Au cœur de ces mesures, les trente-quatre signataires se sont engagés à devenir un véritable soutien financier et technique des fact-checkers. En pratique, ils leur permettront d’avoir accès à leur base de données grâce à des interfaces pour accéder plus facilement et rapidement aux informations nécessaires. Ils devront renforcer le contrôle sur le contenu monétisé de la publicité et respecter les référentiels prévus pour les publicités politiques. À ce sujet, le commissaire au marché intérieur, Thierry Breton, souhaite que “personne ne [puisse] retirer le moindre euro de la propagation d’éléments de désinformation“. Afin de permettre une meilleure compréhension par les citoyens européens des pratiques de manipulation interdites telles que les deepfakes ou l’usurpation d’identité, les signataires devront se conformer à la loi européenne sur l’intelligence artificielle, un texte néanmoins encore en discussion.
L’effectivité du Code de bonnes pratiques sur la désinformation
Ce nouveau dispositif repose encore sur l’autorégulation des plateformes et s’inscrit dans la lignée de la loi sur les services numériques (ou DSA, pour son acronyme en anglais).

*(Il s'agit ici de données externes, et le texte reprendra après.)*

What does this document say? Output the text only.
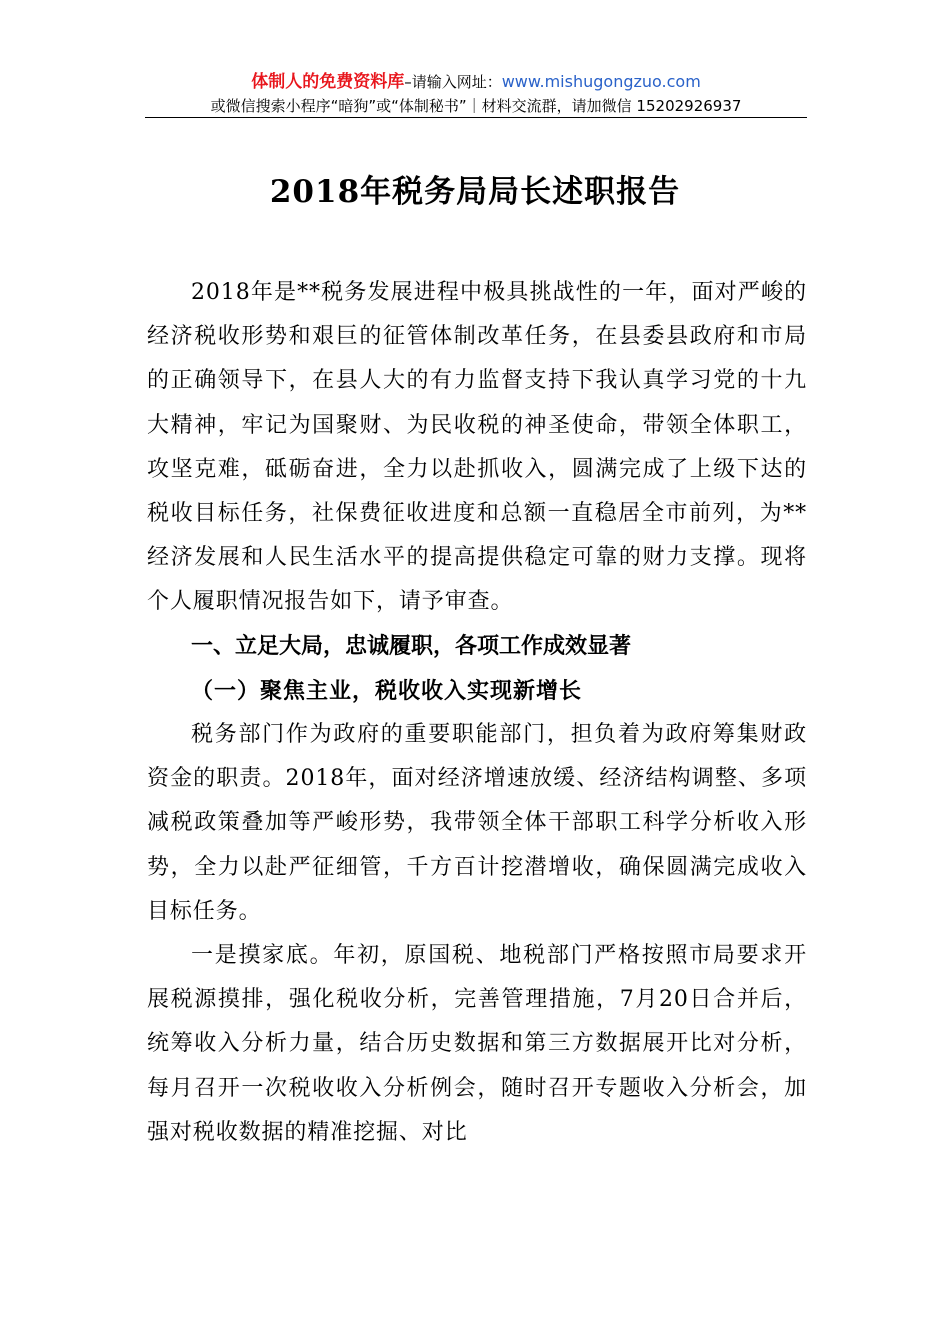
体制人的免费资料库–请输入网址：www.mishugongzuo.com
或微信搜索小程序“暗狗”或“体制秘书”｜材料交流群，请加微信 15202926937
2018年税务局局长述职报告

2018年是**税务发展进程中极具挑战性的一年，面对严峻的经济税收形势和艰巨的征管体制改革任务，在县委县政府和市局的正确领导下，在县人大的有力监督支持下我认真学习党的十九大精神，牢记为国聚财、为民收税的神圣使命，带领全体职工，攻坚克难，砥砺奋进，全力以赴抓收入，圆满完成了上级下达的税收目标任务，社保费征收进度和总额一直稳居全市前列，为**经济发展和人民生活水平的提高提供稳定可靠的财力支撑。现将个人履职情况报告如下，请予审查。

一、立足大局，忠诚履职，各项工作成效显著

（一）聚焦主业，税收收入实现新增长

税务部门作为政府的重要职能部门，担负着为政府筹集财政资金的职责。2018年，面对经济增速放缓、经济结构调整、多项减税政策叠加等严峻形势，我带领全体干部职工科学分析收入形势，全力以赴严征细管，千方百计挖潜增收，确保圆满完成收入目标任务。

一是摸家底。年初，原国税、地税部门严格按照市局要求开展税源摸排，强化税收分析，完善管理措施，7月20日合并后，统筹收入分析力量，结合历史数据和第三方数据展开比对分析，每月召开一次税收收入分析例会，随时召开专题收入分析会，加强对税收数据的精准挖掘、对比
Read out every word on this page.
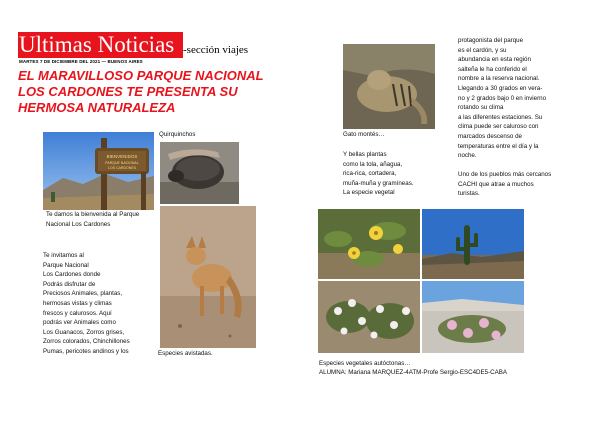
Ultimas Noticias -sección viajes
MARTES 7 DE DICIEMBRE DEL 2021 — BUENOS AIRES
EL MARAVILLOSO PARQUE NACIONAL LOS CARDONES TE PRESENTA SU HERMOSA NATURALEZA
BIENVENIDOS
PARQUE NACIONAL
LOS CARDONES
Te damos la bienvenida al Parque Nacional Los Cardones
Quirquinchos
Especies avistadas.
Te invitamos al
Parque Nacional
Los Cardones donde
Podrás disfrutar de
Preciosos Animales, plantas,
hermosas vistas y climas
frescos y calurosos. Aquí
podrás ver Animales como
Los Guanacos, Zorros grises,
Zorros colorados, Chinchillones
Pumas, pericotes andinos y los
Gato montés…
Y bellas plantas
como la tola, añagua,
rica-rica, cortadera,
muña-muña y gramíneas.
La especie vegetal
protagonista del parque
es el cardón, y su
abundancia en esta región
salteña le ha conferido el
nombre a la reserva nacional.
Llegando a 30 grados en vera-
no y 2 grados bajo 0 en invierno
rotando su clima
a las diferentes estaciones. Su
clima puede ser caluroso con
marcados descenso de
temperaturas entre el día y la
noche.
Uno de los pueblos más cercanos
CACHI que atrae a muchos
turistas.
Especies vegetales autóctonas…
ALUMNA: Mariana MARQUEZ-4ATM-Profe Sergio-ESC4DE5-CABA
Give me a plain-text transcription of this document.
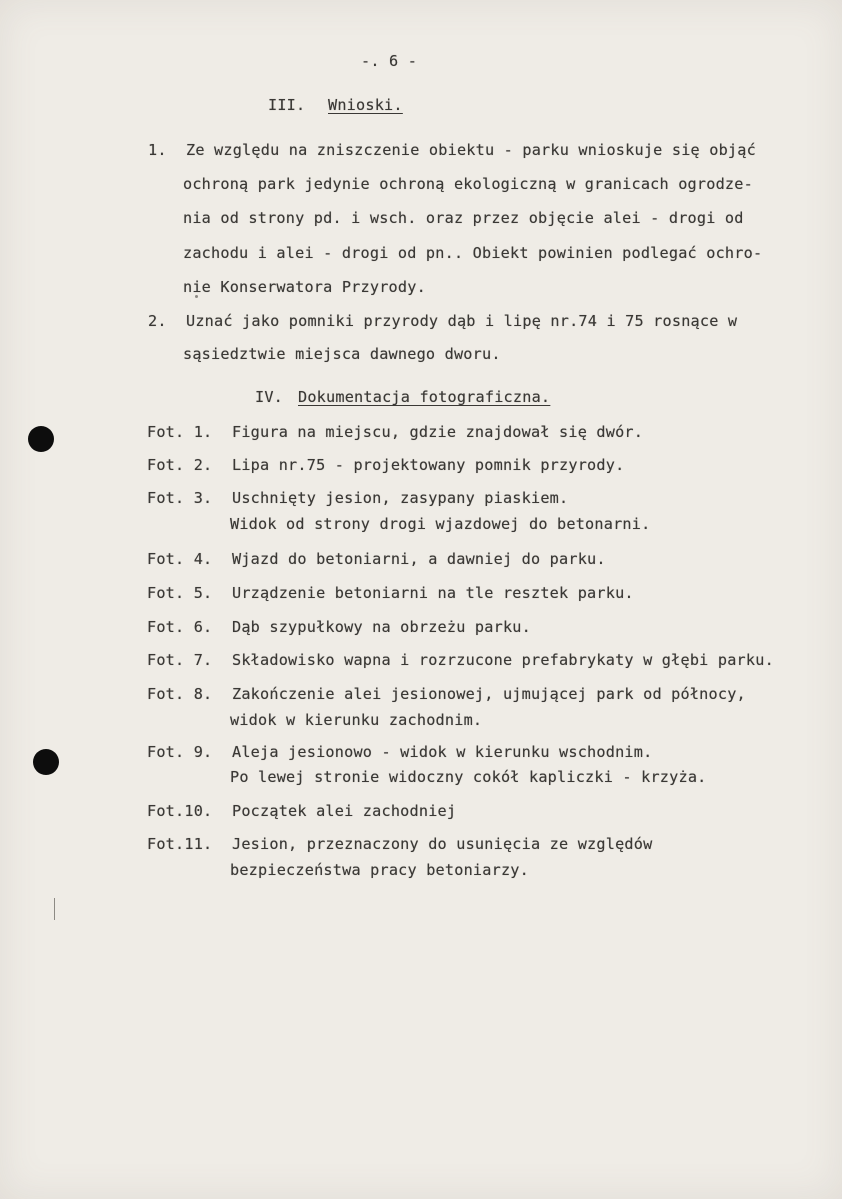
-. 6 -
III. Wnioski.
1. Ze względu na zniszczenie obiektu - parku wnioskuje się objąć
ochroną park jedynie ochroną ekologiczną w granicach ogrodze-
nia od strony pd. i wsch. oraz przez objęcie alei - drogi od
zachodu i alei - drogi od pn.. Obiekt powinien podlegać ochro-
nie Konserwatora Przyrody.
2. Uznać jako pomniki przyrody dąb i lipę nr.74 i 75 rosnące w
sąsiedztwie miejsca dawnego dworu.
IV. Dokumentacja fotograficzna.
Fot. 1. Figura na miejscu, gdzie znajdował się dwór.
Fot. 2. Lipa nr.75 - projektowany pomnik przyrody.
Fot. 3. Uschnięty jesion, zasypany piaskiem.
Widok od strony drogi wjazdowej do betonarni.
Fot. 4. Wjazd do betoniarni, a dawniej do parku.
Fot. 5. Urządzenie betoniarni na tle resztek parku.
Fot. 6. Dąb szypułkowy na obrzeżu parku.
Fot. 7. Składowisko wapna i rozrzucone prefabrykaty w głębi parku.
Fot. 8. Zakończenie alei jesionowej, ujmującej park od północy,
widok w kierunku zachodnim.
Fot. 9. Aleja jesionowo - widok w kierunku wschodnim.
Po lewej stronie widoczny cokół kapliczki - krzyża.
Fot.10. Początek alei zachodniej
Fot.11. Jesion, przeznaczony do usunięcia ze względów
bezpieczeństwa pracy betoniarzy.
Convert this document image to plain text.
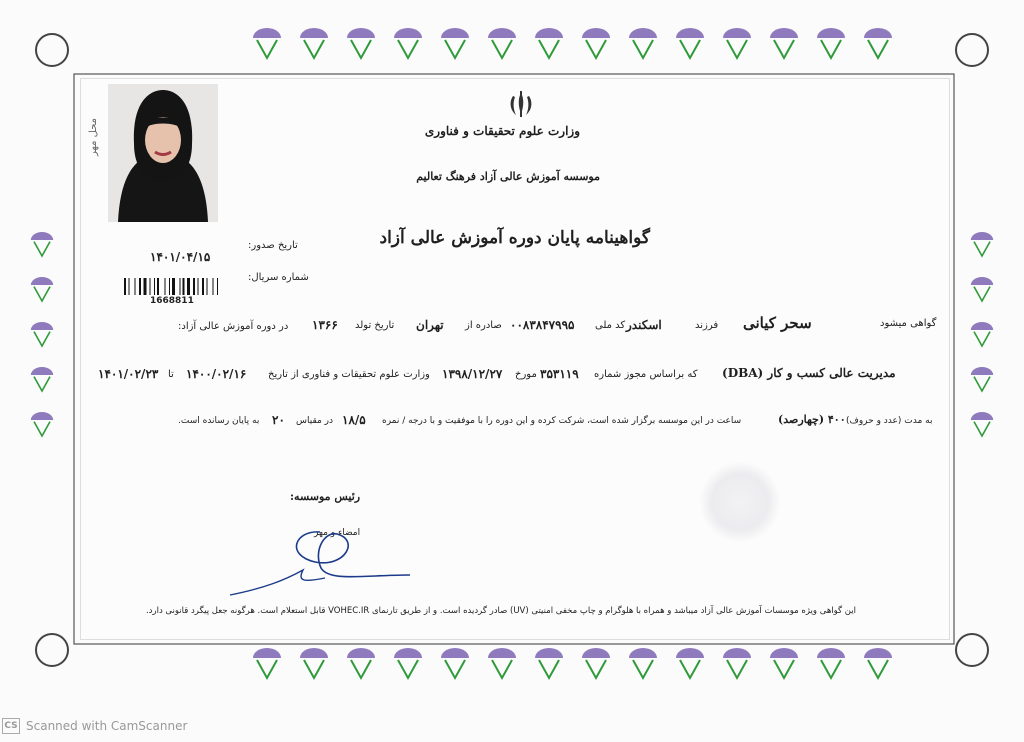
محل مهر	وزارت علوم تحقیقات و فناوری
موسسه آموزش عالی آزاد فرهنگ تعالیم
گواهینامه پایان دوره آموزش عالی آزاد
تاریخ صدور:
۱۴۰۱/۰۴/۱۵
شماره سریال:
1668811
گواهی میشود
سحر کیانی
فرزند
اسکندر
کد ملی
۰۰۸۳۸۴۷۹۹۵
صادره از
تهران
تاریخ تولد
۱۳۶۶
در دوره آموزش عالی آزاد:
مدیریت عالی کسب و کار (DBA)
که براساس مجوز شماره
۳۵۳۱۱۹
مورخ
۱۳۹۸/۱۲/۲۷
وزارت علوم تحقیقات و فناوری از تاریخ
۱۴۰۰/۰۲/۱۶
تا
۱۴۰۱/۰۲/۲۳
به مدت (عدد و حروف)
۴۰۰ (چهارصد)
ساعت در این موسسه برگزار شده است، شرکت کرده و این دوره را با موفقیت و با درجه / نمره
۱۸/۵
در مقیاس
۲۰
به پایان رسانده است.
رئیس موسسه:
امضاء و مهر
این گواهی ویژه موسسات آموزش عالی آزاد میباشد و همراه با هلوگرام و چاپ مخفی امنیتی (UV) صادر گردیده است. و از طریق تارنمای VOHEC.IR قابل استعلام است. هرگونه جعل پیگرد قانونی دارد.
CS Scanned with CamScanner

Cette législation européenne va imposer d’ici 2 ans aux très grandes plateformes en ligne, c’est-à-dire celles comptant au moins 45 millions d’utilisateurs dans l’Union européenne – Facebook, Twitter, TikTok, Youtube, Spotify et bien d’autres sont concernés –, d’atténuer les risques de diffusion de contenus illicites. Le DSA doit encore être formellement adopté par le Parlement européen et le Conseil, qui doivent se mettre d’accord sur une version définitive du texte.
Un Comité européen pour les services numériques sera chargé de contrôler le respect de ces règles. L’article 35 du texte encourage fortement les plateformes en ligne à signer le nouveau Code de bonnes pratiques contre la désinformation, car il constitue un moyen, pour elles, de lutter contre la désinformation et donc de respecter le DSA. En pratique, si elles ne respectent pas les mesures auxquelles elles ont adhéré, elles s’exposent à de très lourdes amendes pouvant aller jusqu’à 6 % de leur chiffre d’affaires mondial. Pour le réseau social très prisé des jeunes TikTok, cela pourrait représenter jusqu’à 3,5 milliards d’euros. L’objectif est tout autant répressif que dissuasif et les signataires auront 6 mois pour mettre en œuvre leurs engagements.
Ce Code s’adresse également aux organisations de fact-checking. Elles peuvent en être signataires si elles s’engagent à respecter des règles de transparence, d’indépendance et d’éthique, comme nombre d’entre elles le font déjà en étant signataires du Code des principes de l’International Fact-checking Network (IFCN) comme, en France, le quotidien Libération, France 24, l’AFP ou encore Les Surligneurs. C’est aussi pour assurer la transparence que de plus en plus de médias, comme Les Surligneurs, rejoignent, la Journalism Trust Initiative lancée par Reporter Sans Frontière.
Pour les fact-checkeurs européens, les engagements pris par les plateformes signataires du Code ne devront pas rester que des mots, un groupe de travail sera chargé de s’en assurer. Ce Code, s’il est bien sûr indispensable, n’est qu’une nouvelle bataille gagnée contre la désinformation, d’autres restant encore à mener.